Car nous ne pouvons plus dire aujourd’hui : cette ville neuve, elle vient de l’invention d’un socialisme municipal dans les années 60. Ou bien encore : c’est le fruit des politiques nationales de reconstruction, des trente glorieuses.
Mais nous devons dire : ce quartier particulier, il vient aussi des conflits que la France mène en dehors de ses frontières, de l’immigration, il vient d’Afrique, d’Asie et d’Amérique Latine. Des empires coloniaux et de guerres d’indépendance. Il vient du commerce triangulaire et de l’esclavage. 1441 est son autre date d’origine.

Et puis, plus généralement, peut-être faut-il, se mettre soi aussi à creuser un trou. Quelque part. Comme les Tchétchènes on fait du parking un garage. Ou le père de famille kurde d’une plate-bande un jardin. Prendre exemple sur eux.

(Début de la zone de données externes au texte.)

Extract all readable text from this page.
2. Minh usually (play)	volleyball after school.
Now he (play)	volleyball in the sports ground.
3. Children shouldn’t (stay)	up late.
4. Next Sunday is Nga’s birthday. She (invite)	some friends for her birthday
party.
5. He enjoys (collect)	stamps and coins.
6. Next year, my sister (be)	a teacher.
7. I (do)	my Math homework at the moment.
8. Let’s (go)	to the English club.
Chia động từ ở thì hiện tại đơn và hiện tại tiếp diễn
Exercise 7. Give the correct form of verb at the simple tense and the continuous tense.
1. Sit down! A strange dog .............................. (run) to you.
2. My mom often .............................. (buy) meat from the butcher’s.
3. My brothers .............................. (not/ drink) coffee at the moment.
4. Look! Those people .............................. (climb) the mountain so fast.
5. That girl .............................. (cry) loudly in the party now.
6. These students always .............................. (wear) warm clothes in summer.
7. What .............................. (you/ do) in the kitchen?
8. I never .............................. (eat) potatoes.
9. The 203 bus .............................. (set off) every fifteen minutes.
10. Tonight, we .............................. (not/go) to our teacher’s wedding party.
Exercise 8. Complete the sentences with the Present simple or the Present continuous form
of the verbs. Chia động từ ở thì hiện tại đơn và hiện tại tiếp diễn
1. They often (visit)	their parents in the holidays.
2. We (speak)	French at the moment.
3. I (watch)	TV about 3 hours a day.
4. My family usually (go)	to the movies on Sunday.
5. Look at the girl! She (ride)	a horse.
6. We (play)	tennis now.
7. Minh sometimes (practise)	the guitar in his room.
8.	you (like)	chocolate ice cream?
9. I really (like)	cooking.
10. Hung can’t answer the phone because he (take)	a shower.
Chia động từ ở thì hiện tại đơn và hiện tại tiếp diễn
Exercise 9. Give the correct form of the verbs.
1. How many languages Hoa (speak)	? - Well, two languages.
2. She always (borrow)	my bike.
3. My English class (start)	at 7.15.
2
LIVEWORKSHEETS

Creuser un trou, plutôt qu’aider à refermer ceux qui sont là. Calquer des gestes de travail qui n’existent pas encore, sur les gestes de travail existant chez ceux qui creusent. Imiter ceux qui inventent ces gestes qui leur sont propres, qui ne sont pas imposés par une puissance supérieure : commune ou État.
Et pour creuser suffisamment, peut-être le faire à deux. Deux pour pouvoir se relayer. Pour que l’un puisse partir, un jour ou deux, ou plus longtemps. Et qu’il reste toujours quelqu’un d’autre, sur place, pour maintenir dans le temps ce petit trou qui est creusé.